Nine years have passed since the Czech Republic was found guilty for segregating Romani children into special schools. In its judgment, labeled by many as groundbreaking, the European Court of Human Rights put segregation outside legal boundaries and thus prohibited it in all Council of Europe member states. In reality, every September hundreds of thousands of Romani children are side-tracked towards social exclusion by being placed into segregated special schools and classes. For many years, nongovernmental organizations have been promoting inclusive early childhood services as the way to address segregation and social exclusion. Now ISSA and partners bring more evidence to the table.
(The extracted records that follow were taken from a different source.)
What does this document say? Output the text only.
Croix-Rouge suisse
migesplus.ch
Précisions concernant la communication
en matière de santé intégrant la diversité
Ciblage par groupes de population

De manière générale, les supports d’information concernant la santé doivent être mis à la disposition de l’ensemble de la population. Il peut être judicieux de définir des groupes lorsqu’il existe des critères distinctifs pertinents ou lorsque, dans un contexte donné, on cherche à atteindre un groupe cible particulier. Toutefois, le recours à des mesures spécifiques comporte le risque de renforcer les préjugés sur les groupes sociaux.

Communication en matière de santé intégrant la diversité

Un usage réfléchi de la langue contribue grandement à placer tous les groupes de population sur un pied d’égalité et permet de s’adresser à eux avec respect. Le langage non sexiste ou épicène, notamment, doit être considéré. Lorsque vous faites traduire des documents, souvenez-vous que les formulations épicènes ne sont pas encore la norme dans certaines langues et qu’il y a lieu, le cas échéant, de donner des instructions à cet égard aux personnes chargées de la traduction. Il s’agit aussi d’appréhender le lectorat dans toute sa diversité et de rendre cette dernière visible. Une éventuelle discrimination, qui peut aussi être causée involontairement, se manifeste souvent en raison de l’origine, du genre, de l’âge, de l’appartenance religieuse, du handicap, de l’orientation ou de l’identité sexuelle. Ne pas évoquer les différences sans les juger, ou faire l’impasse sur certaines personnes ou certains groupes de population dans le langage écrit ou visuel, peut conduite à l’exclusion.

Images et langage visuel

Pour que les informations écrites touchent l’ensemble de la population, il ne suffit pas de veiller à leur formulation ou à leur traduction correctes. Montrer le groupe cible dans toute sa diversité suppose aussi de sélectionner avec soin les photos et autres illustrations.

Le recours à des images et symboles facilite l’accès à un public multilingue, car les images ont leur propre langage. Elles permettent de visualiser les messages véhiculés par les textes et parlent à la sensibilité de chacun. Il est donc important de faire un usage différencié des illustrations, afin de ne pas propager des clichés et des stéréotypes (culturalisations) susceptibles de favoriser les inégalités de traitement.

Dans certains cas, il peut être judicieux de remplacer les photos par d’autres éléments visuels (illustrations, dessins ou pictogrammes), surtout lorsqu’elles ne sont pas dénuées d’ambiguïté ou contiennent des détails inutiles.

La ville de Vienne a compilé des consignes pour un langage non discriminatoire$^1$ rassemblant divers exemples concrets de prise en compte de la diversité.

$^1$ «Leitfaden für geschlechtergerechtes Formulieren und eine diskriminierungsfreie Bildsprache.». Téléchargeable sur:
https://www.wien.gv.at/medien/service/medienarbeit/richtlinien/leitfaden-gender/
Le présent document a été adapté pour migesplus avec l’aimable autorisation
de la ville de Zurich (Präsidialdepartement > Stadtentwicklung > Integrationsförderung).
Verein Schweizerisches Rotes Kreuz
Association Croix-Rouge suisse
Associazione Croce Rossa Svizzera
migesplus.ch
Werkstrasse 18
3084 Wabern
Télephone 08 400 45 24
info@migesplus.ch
In the past three years ISSA assisted the projects in Belfast, Ghent and Rome (funded by Bernard van Leer Foundation) to empower and support local communities and promote Roma inclusion since early years. Informed actions aimed to provide parenting support, to promote of access to quality early childhood services, influence public awareness on Roma inclusion and early childhood development and to build capacities and empower Roma actors.
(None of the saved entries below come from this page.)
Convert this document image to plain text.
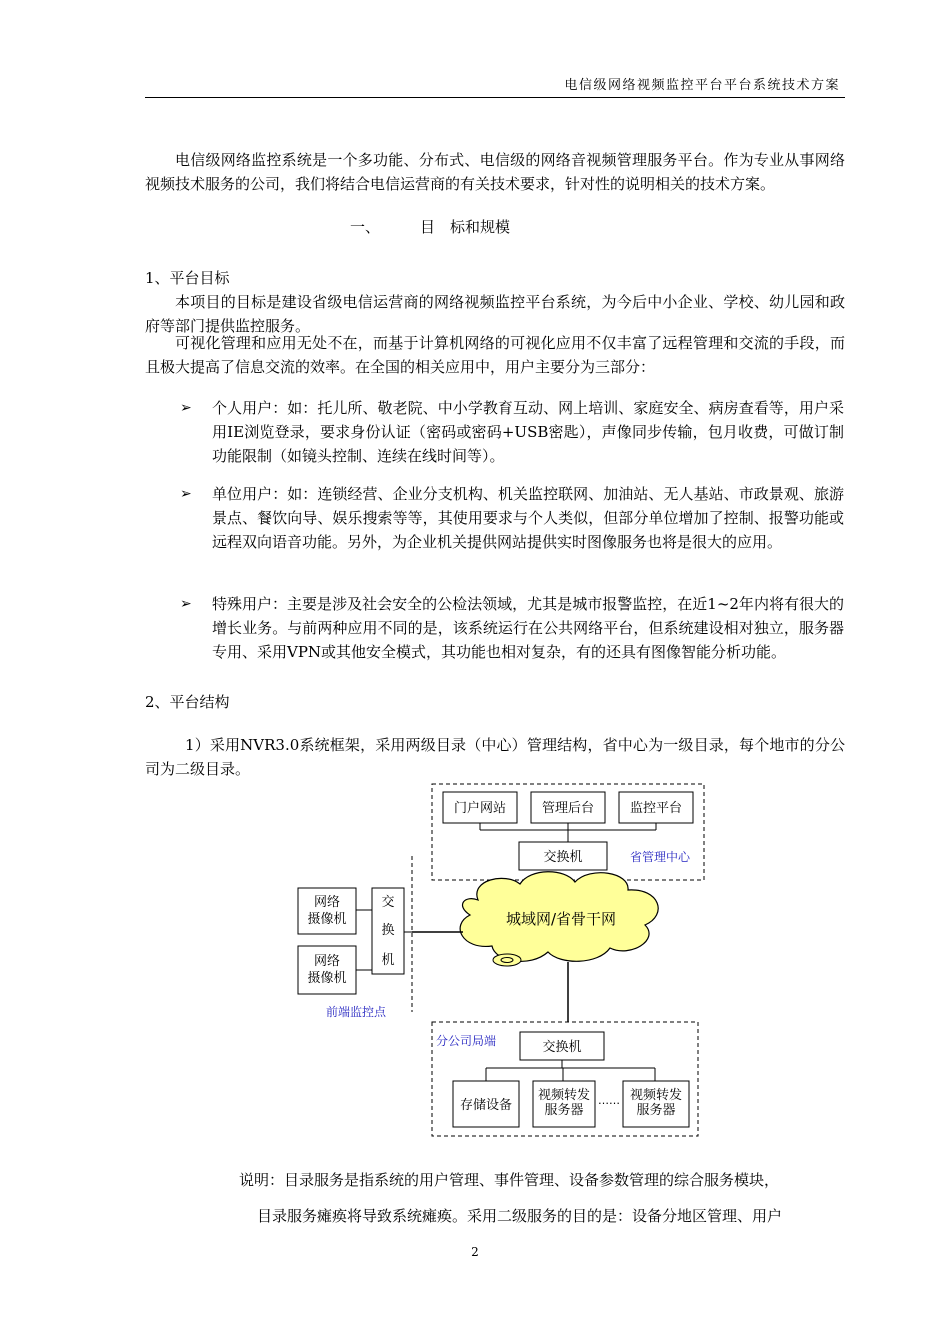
电信级网络视频监控平台平台系统技术方案
电信级网络监控系统是一个多功能、分布式、电信级的网络音视频管理服务平台。作为专业从事网络视频技术服务的公司，我们将结合电信运营商的有关技术要求，针对性的说明相关的技术方案。
一、	目　标和规模
1、平台目标
本项目的目标是建设省级电信运营商的网络视频监控平台系统，为今后中小企业、学校、幼儿园和政府等部门提供监控服务。
可视化管理和应用无处不在，而基于计算机网络的可视化应用不仅丰富了远程管理和交流的手段，而且极大提高了信息交流的效率。在全国的相关应用中，用户主要分为三部分：
➢ 个人用户：如：托儿所、敬老院、中小学教育互动、网上培训、家庭安全、病房查看等，用户采用IE浏览登录，要求身份认证（密码或密码+USB密匙），声像同步传输，包月收费，可做订制功能限制（如镜头控制、连续在线时间等）。
➢ 单位用户：如：连锁经营、企业分支机构、机关监控联网、加油站、无人基站、市政景观、旅游景点、餐饮向导、娱乐搜索等等，其使用要求与个人类似，但部分单位增加了控制、报警功能或远程双向语音功能。另外，为企业机关提供网站提供实时图像服务也将是很大的应用。
➢ 特殊用户：主要是涉及社会安全的公检法领域，尤其是城市报警监控，在近1~2年内将有很大的增长业务。与前两种应用不同的是，该系统运行在公共网络平台，但系统建设相对独立，服务器专用、采用VPN或其他安全模式，其功能也相对复杂，有的还具有图像智能分析功能。
2、平台结构
1）采用NVR3.0系统框架，采用两级目录（中心）管理结构，省中心为一级目录，每个地市的分公司为二级目录。
门户网站	管理后台	监控平台
交换机	省管理中心
城域网/省骨干网
网络
摄像机
网络
摄像机
交
换
机
前端监控点
分公司局端	交换机
存储设备
视频转发
服务器
…… 视频转发
服务器
说明：目录服务是指系统的用户管理、事件管理、设备参数管理的综合服务模块，
目录服务瘫痪将导致系统瘫痪。采用二级服务的目的是：设备分地区管理、用户
2
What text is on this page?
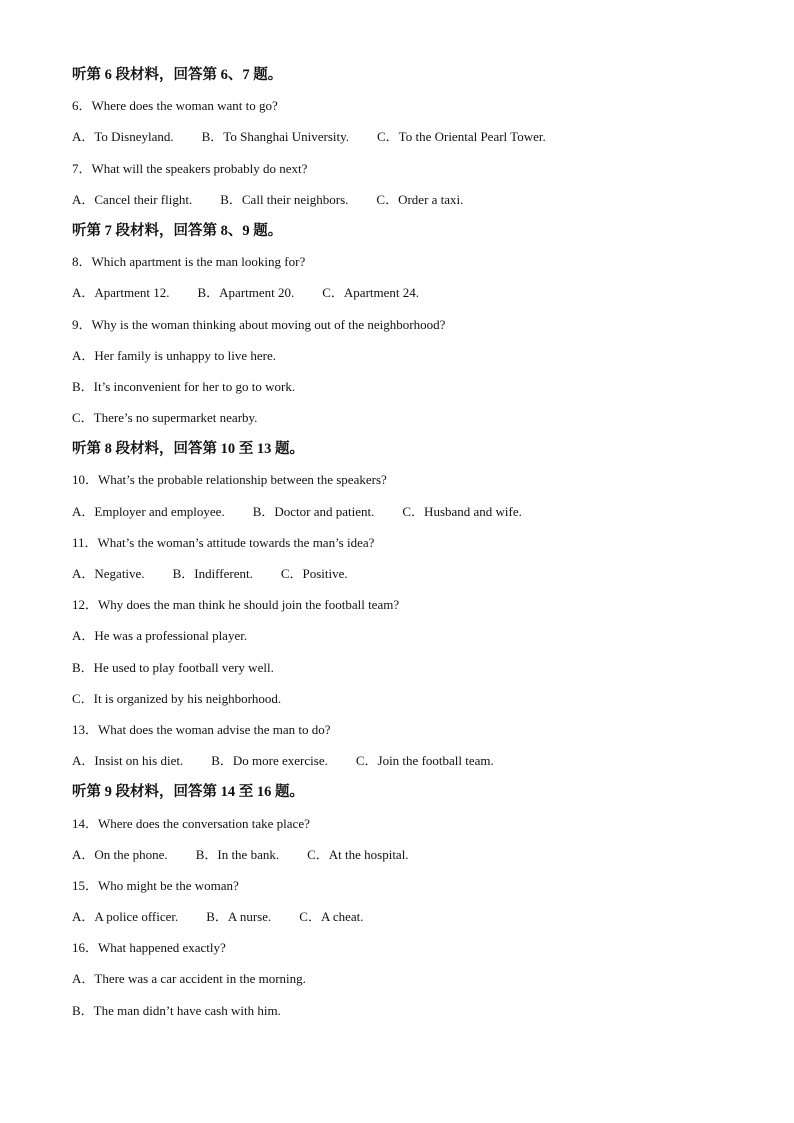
听第 6 段材料，回答第 6、7 题。
6．Where does the woman want to go?
A．To Disneyland. B．To Shanghai University. C．To the Oriental Pearl Tower.
7．What will the speakers probably do next?
A．Cancel their flight. B．Call their neighbors. C．Order a taxi.
听第 7 段材料，回答第 8、9 题。
8．Which apartment is the man looking for?
A．Apartment 12. B．Apartment 20. C．Apartment 24.
9．Why is the woman thinking about moving out of the neighborhood?
A．Her family is unhappy to live here.
B．It’s inconvenient for her to go to work.
C．There’s no supermarket nearby.
听第 8 段材料，回答第 10 至 13 题。
10．What’s the probable relationship between the speakers?
A．Employer and employee. B．Doctor and patient. C．Husband and wife.
11．What’s the woman’s attitude towards the man’s idea?
A．Negative. B．Indifferent. C．Positive.
12．Why does the man think he should join the football team?
A．He was a professional player.
B．He used to play football very well.
C．It is organized by his neighborhood.
13．What does the woman advise the man to do?
A．Insist on his diet. B．Do more exercise. C．Join the football team.
听第 9 段材料，回答第 14 至 16 题。
14．Where does the conversation take place?
A．On the phone. B．In the bank. C．At the hospital.
15．Who might be the woman?
A．A police officer. B．A nurse. C．A cheat.
16．What happened exactly?
A．There was a car accident in the morning.
B．The man didn’t have cash with him.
For furthering the policy discussions action-oriented, ISSA with support from the implementing partners developed case studies from the three localities and a synthesis report and in partnership with Bernard van Leer Foundation organized in Brussels the round table meeting Lessons learned, steps to make in achieving the inclusion of Roma and Traveller young children and families. Representatives of implementing organizations, individual and networks of foundations, and from the European Commission joined ISSA to discuss the existing challenges in inclusion of young Romani children and their families.
The issues discussed included political will and finances, especially in the light of growing populism on one hand and the need for long-term commitments for Roma inclusion on the other. Participants also discussed the rather specific topic of mediators as key actors of inclusion, including the opportunities such programs provide for Romani leaders as actors of change. Under the theme of strength-based parenting support as key entry point for inclusion, participants also confirmed the need for both a balanced professional and personal approach. And number of issues were also highlighted under the cluster of comprehensive approaches, including the need to work with both Roma and non-Roma, implement child-centered approach and work cross-sectorally.
A number of recommendations have been proposed towards the EU institutions, but also towards non-governmental organizations. After incorporating the collected comments, ISSA will publish the recommendations with case studies and synthesis report in one publication. In a follow-up, recommendations will be promoted and advocated for by ISSA, primarily through the Romani Early Years Network (REYN). At a time when three EU Member States are in the infringement proceedings for segregating Romani children in education, we believe it is time for an even stronger voice calling for inclusion of children. And we should start from birth.